Netflix Inc., the world’s largest subscription video service, adopted a so-called poison pill to protect against a hostile takeover after billionaire investor Carl Icahn acquired an almost 10 percent stake in the company.
The stockholder rights plan, approved unanimously by Netflix’s board on Nov. 2, would be triggered if an “activist shareholder” acquired 10 percent of the stock, or an institutional investor bought 20 percent, Jonathan Friedland, a company spokesman, said in an interview.
The move is meant to make a hostile takeover too costly. Icahn, 76, said on Oct. 31 he holds stock and options representing 5.54 million shares and that the video service is an attractive target for larger companies, including Amazon.com Inc. and Verizon Communications Inc., that have entered the market Netflix pioneered.
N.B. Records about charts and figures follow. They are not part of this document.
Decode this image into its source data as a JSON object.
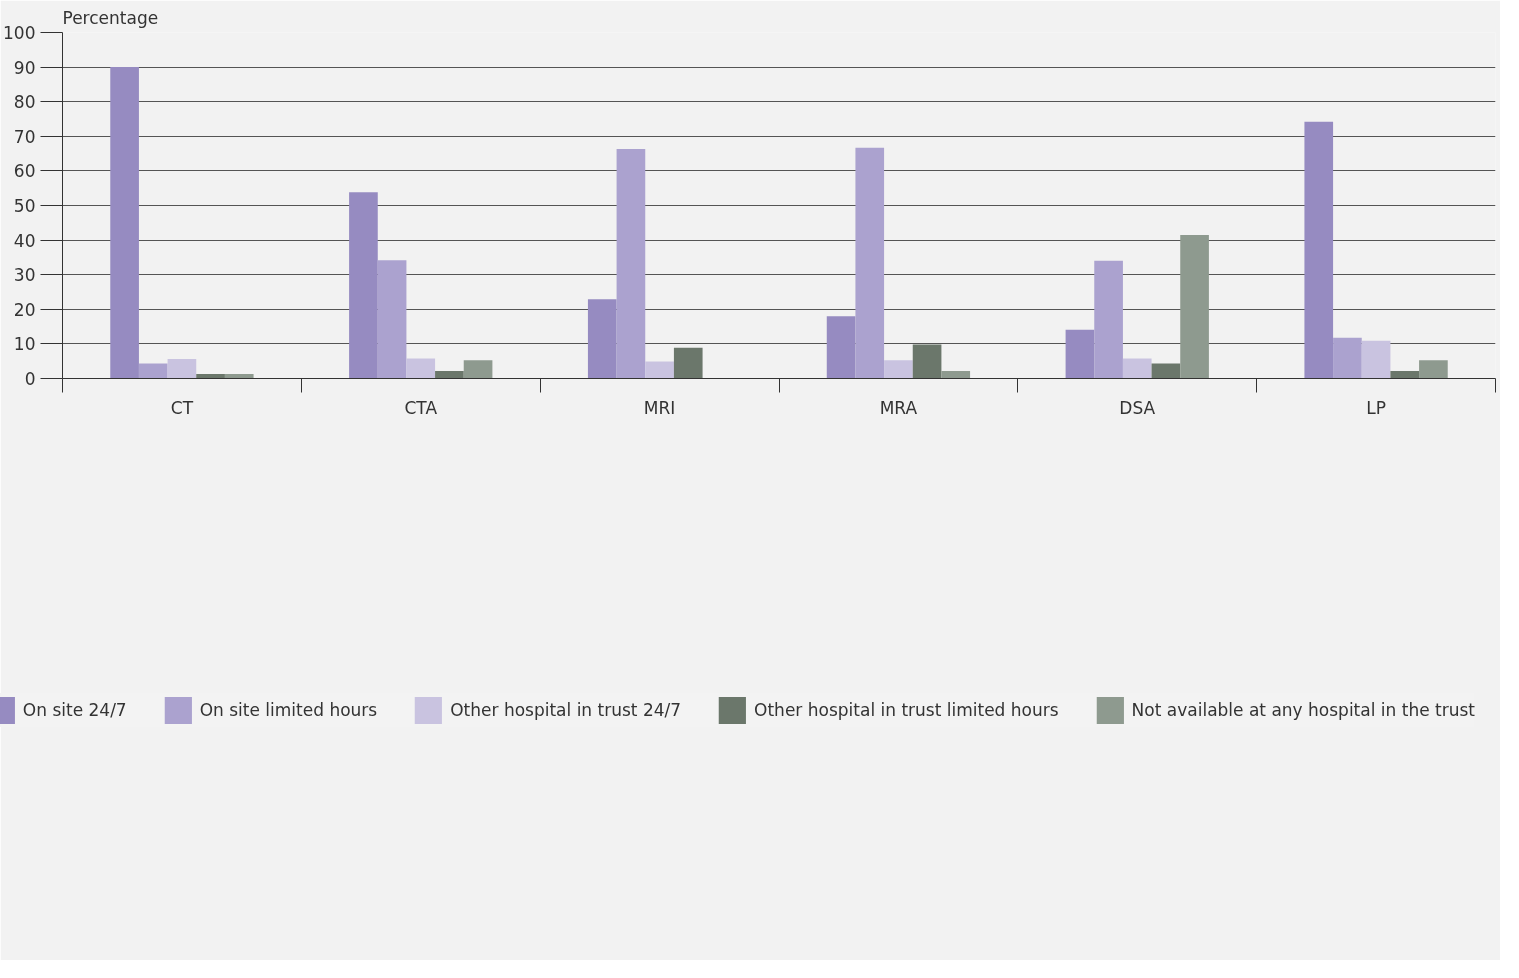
{
  "chart_data": {
    "type": "bar",
    "ylabel": "Percentage",
    "categories": [
      "CT",
      "CTA",
      "MRI",
      "MRA",
      "DSA",
      "LP"
    ],
    "series": [
      {
        "name": "On site 24/7",
        "color": "#968bc1",
        "values": [
          90,
          53.8,
          22.9,
          18,
          14.1,
          74.2
        ]
      },
      {
        "name": "On site limited hours",
        "color": "#aba2cf",
        "values": [
          4.3,
          34.2,
          66.3,
          66.7,
          34,
          11.8
        ]
      },
      {
        "name": "Other hospital in trust 24/7",
        "color": "#c9c3e0",
        "values": [
          5.6,
          5.8,
          4.9,
          5.3,
          5.8,
          10.9
        ]
      },
      {
        "name": "Other hospital in trust limited hours",
        "color": "#6b776b",
        "values": [
          1.3,
          2.2,
          8.9,
          9.8,
          4.3,
          2.2
        ]
      },
      {
        "name": "Not available at any hospital in the trust",
        "color": "#8e9a8f",
        "values": [
          1.3,
          5.3,
          0,
          2.2,
          41.5,
          5.3
        ]
      }
    ],
    "ylim": [
      0,
      100
    ],
    "yticks": [
      0,
      10,
      20,
      30,
      40,
      50,
      60,
      70,
      80,
      90,
      100
    ],
    "grid": "y",
    "legend": "bottom"
  }
}
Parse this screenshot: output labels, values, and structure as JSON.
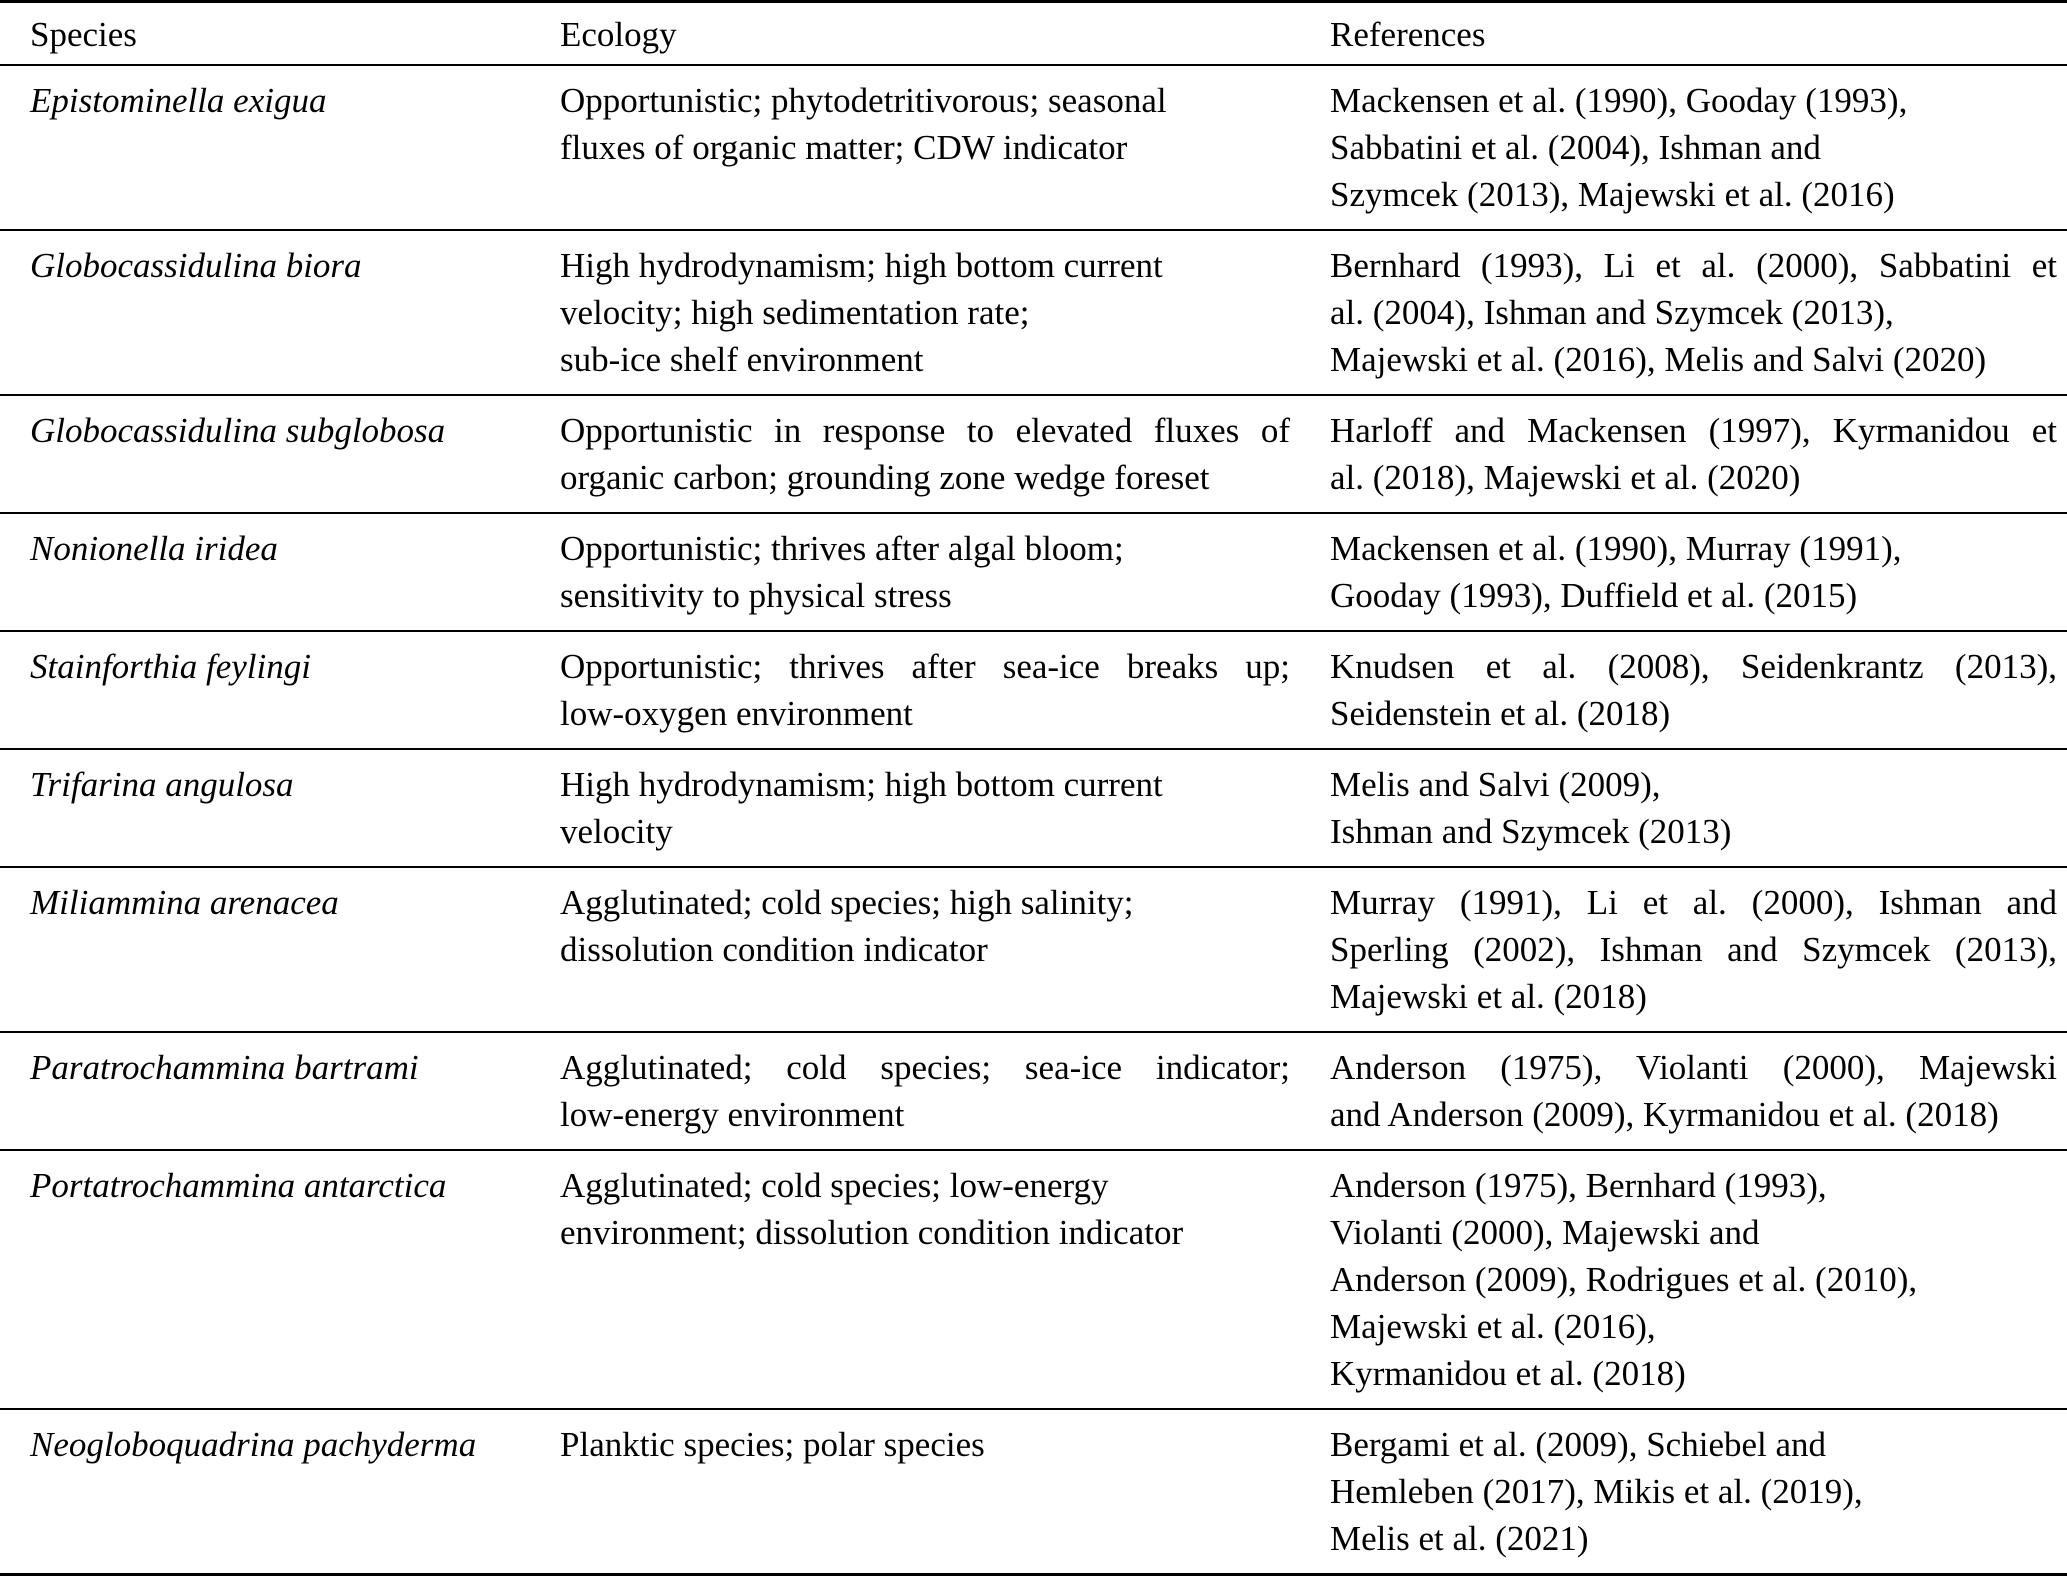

The poison pill gives Chief Executive Officer Reed Hastings time to press his international expansion.
“The management team is going to make efforts to avoid getting taken out before the investment phase is over,” said Michael J. Olson, a Piper Jaffray Cos. analyst in Minneapolis who has a neutral rating on the stock. “One of the company’s biggest fears is not being able to realize the growth potential and ultimate profitability of the business model.”
Netflix has received no takeover offer and has had no discussions with Icahn, said a person familiar with the matter who asked not to be identified because it is private.
The shareholders’ rights plan is intended to protect Netflix and its stockholders from efforts to gain control that the board deems not in the best interests of the company, Netflix said in a statement today. It’s not meant to interfere with any merger approved by the board, Netflix said.
The measure will expire in three years unless Los Gatos, California-based Netflix votes to extend it.
Netflix gained 1.7 percent to $78.24 at the close in New York. The shares have whipsawed in the past two years, falling from a peak closing price of $298.73 in July 2011 to as low as $53.80 in September. The shares declined 12 percent on Oct. 24, the day after the company reported subscriber growth that disappointed investors also weighing its content and international expansion costs. The stock is up 13 percent this year.
Netflix is working with investment banks Morgan Stanley and Goldman Sachs Group Inc., said people with knowledge of the situation who spoke on condition of anonymity because the matter is private. The banks are long-term advisers and new ones haven’t been brought in, the people said. Michael Duvally, a spokesman for Goldman Sachs, declined to comment, as did Mary Claire Delaney at Morgan Stanley.
Friedland declined to say whether the advisers were involved in the drafting of the poison pill.
Icahn spent $168.9 million to buy 1.25 million Netflix shares and 4.29 million options, according to his filing. The options expire in September 2014. All of Icahn’s holdings except 750,000 shares were purchased in the previous 60 days, according to the filing.
In a filing today, Icahn called the poison pill “an example of poor governance.” He also said Netflix has ignored shareholder wishes that the company “de-stagger its board.”
The investor last year ended a battle for control of Lions Gate Entertainment Corp. after failing to win board seats, and bid unsuccessfully for software maker Mentor Graphics Corp. He said he invested in Netflix because the company is undervalued, based on its market position and prospects for international expansion.